At $75,095 (+ $995 DST) the plug-in version of the Cadillac CT6 flagship is only about ~$15,000 more than the petrol CT6 Luxury edition (slightly faster, but no AWD).
After factoring in the US EV federal credit ($7,500), that brings the spread down to about $7,500 (meaning that inside a lease, the CT6 Plug-In Hybrid carries a very similar monthly payment to the comparable petrol model)…which is a lot better than the $40,000 more the ELR originally MSRP’d for over the Chevrolet Volt.
Included with CT6 PHV purchases is a 220V charger with free installation, as well as an eight-year unlimited-mileage warranty for the vehicle’s battery pack, electric motors and electronic control system.
Will the new CT6 PHV outsell the 2,879 copies of the ELR that were moved over that vehicle’s 3 year run in the US? Maybe, maybe not. But then again, as its country of origin demonstrated, the new plug-in Caddy has an international focus in mind.

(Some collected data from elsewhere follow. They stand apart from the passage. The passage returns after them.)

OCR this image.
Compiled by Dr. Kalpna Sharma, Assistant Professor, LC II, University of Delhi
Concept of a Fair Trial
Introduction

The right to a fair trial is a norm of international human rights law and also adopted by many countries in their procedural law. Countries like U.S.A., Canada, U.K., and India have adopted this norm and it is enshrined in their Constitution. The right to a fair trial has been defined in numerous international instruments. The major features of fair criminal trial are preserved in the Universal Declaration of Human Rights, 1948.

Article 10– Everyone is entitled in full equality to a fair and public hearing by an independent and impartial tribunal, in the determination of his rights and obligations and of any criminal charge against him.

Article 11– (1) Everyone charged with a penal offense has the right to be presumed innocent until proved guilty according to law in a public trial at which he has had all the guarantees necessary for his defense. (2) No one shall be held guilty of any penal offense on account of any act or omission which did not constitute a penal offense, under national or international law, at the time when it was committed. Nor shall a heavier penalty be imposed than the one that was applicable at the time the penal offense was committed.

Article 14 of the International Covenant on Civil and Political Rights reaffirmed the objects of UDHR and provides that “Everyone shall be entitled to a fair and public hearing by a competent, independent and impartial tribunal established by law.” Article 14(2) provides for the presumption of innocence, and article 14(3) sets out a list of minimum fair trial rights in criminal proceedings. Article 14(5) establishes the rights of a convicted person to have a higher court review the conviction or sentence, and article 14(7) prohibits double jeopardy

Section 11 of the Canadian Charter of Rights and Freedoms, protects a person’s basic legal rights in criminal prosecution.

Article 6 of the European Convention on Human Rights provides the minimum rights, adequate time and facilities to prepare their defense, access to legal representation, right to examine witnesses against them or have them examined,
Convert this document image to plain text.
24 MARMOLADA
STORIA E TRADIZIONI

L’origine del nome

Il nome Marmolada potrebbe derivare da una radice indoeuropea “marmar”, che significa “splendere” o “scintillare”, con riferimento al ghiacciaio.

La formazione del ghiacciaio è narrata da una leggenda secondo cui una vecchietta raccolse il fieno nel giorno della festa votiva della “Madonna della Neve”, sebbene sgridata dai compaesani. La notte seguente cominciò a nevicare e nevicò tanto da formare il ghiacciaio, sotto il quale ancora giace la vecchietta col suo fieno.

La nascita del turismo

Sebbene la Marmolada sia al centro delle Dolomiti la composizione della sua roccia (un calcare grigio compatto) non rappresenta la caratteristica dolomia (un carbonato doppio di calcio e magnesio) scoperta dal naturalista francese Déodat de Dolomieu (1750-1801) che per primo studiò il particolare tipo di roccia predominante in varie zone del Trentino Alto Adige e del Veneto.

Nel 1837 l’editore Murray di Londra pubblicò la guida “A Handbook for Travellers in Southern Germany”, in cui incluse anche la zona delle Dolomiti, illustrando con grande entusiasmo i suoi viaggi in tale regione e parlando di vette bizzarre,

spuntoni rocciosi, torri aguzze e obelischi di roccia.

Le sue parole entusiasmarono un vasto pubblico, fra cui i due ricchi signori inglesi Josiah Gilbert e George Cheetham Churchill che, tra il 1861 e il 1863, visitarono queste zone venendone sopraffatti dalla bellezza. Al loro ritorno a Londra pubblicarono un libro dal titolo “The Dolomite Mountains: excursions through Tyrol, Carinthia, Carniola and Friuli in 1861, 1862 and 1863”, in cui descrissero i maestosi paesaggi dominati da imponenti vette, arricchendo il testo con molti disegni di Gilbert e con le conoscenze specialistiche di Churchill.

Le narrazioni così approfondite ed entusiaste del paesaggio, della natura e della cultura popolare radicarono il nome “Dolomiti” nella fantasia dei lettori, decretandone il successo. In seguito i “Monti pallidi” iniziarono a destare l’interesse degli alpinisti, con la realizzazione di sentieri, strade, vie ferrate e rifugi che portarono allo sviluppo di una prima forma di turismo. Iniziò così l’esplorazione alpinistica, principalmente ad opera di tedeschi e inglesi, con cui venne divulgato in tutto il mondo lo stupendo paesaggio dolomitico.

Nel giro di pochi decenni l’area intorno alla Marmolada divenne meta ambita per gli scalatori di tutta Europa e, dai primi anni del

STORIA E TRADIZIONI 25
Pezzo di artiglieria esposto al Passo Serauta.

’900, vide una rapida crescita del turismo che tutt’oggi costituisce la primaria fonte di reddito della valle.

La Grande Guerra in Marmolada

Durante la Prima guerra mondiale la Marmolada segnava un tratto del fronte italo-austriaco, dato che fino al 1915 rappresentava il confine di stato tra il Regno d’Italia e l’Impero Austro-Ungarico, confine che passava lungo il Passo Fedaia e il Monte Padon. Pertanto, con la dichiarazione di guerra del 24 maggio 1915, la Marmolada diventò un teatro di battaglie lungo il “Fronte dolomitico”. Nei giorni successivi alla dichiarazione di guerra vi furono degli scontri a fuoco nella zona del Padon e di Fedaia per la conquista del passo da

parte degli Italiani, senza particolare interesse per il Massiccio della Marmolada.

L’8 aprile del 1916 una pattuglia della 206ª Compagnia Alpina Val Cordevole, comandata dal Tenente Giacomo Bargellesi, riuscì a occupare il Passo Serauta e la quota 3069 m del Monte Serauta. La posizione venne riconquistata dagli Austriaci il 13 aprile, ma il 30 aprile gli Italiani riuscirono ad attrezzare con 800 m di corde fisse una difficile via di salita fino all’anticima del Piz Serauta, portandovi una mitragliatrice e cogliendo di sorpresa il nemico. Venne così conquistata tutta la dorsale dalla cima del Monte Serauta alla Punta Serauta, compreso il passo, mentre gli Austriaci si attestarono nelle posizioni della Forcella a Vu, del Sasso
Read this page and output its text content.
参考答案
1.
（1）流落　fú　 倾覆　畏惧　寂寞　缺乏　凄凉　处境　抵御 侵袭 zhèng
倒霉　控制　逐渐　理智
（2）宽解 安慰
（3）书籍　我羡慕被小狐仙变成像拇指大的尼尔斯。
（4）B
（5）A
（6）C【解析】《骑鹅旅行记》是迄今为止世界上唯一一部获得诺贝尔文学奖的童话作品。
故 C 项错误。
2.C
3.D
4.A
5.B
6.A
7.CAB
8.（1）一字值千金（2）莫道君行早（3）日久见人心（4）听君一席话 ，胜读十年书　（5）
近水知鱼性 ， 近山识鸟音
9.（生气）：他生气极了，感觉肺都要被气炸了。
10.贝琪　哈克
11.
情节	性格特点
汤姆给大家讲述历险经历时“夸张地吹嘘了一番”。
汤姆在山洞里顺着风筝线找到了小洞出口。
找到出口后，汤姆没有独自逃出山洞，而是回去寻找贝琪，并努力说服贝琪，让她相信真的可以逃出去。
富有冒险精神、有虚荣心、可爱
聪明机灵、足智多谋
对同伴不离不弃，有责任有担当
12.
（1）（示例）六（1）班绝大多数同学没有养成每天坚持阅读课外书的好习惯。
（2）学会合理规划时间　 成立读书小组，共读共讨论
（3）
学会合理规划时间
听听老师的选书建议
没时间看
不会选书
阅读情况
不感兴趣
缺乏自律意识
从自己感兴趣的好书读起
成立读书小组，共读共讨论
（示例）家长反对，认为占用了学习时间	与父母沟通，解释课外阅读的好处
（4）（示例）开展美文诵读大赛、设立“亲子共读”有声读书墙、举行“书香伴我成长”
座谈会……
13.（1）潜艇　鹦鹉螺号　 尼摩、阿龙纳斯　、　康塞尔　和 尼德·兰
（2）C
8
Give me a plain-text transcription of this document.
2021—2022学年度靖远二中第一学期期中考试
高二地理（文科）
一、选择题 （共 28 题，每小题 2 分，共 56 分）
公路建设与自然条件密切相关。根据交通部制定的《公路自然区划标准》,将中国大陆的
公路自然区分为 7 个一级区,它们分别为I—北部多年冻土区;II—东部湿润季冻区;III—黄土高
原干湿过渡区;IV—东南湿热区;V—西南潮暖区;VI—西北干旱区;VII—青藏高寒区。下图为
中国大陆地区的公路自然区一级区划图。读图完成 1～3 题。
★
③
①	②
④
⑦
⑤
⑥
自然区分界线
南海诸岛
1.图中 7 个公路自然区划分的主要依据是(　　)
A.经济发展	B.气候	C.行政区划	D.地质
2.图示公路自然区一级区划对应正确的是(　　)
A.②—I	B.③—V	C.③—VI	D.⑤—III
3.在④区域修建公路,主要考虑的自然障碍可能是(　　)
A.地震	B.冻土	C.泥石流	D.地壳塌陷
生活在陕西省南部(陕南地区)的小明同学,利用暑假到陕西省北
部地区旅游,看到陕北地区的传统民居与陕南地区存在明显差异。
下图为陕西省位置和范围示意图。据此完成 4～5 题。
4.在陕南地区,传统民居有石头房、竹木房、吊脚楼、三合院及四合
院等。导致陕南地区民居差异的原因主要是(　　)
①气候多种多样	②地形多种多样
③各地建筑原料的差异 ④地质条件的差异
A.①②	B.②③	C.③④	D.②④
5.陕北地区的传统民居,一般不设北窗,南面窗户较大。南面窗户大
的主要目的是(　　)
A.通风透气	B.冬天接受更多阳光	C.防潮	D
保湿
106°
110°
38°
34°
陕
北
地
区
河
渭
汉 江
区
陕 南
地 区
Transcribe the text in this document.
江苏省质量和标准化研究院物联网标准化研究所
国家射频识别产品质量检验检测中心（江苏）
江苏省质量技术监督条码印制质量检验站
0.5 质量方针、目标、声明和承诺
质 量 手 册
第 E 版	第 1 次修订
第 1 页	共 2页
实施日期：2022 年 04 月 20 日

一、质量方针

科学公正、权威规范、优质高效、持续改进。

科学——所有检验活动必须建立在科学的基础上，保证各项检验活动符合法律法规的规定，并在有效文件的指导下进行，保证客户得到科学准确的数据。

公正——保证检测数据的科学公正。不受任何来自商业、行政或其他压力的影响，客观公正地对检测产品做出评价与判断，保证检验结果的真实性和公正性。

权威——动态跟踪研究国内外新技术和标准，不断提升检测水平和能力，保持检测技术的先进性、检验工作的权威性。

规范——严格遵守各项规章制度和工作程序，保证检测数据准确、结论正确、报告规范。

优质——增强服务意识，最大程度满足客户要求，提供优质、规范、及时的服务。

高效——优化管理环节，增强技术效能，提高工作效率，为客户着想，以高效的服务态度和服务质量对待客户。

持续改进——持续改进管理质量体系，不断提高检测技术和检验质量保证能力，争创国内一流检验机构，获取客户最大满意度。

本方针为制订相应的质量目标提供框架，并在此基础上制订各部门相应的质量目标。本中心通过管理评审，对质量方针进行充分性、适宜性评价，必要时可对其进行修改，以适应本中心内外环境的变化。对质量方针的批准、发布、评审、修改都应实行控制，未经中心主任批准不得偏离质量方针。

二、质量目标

How it performs in China is perhaps the yardstick to which success will be measured.
We should mention that the CT6 PHV is entering a fairly crowded field in the luxury plug-in hybrid segment in the US, and immediately finds itself in competition with the Mercedes S 550e, BMW 740e, BMW 530e, and Porsche Panamera S E-Hybrid (and soon, the 4 E-Hybrid).
Our expectation for the plug-in CT6 is that, when stocked, it should sell between 50 and 100 units per month.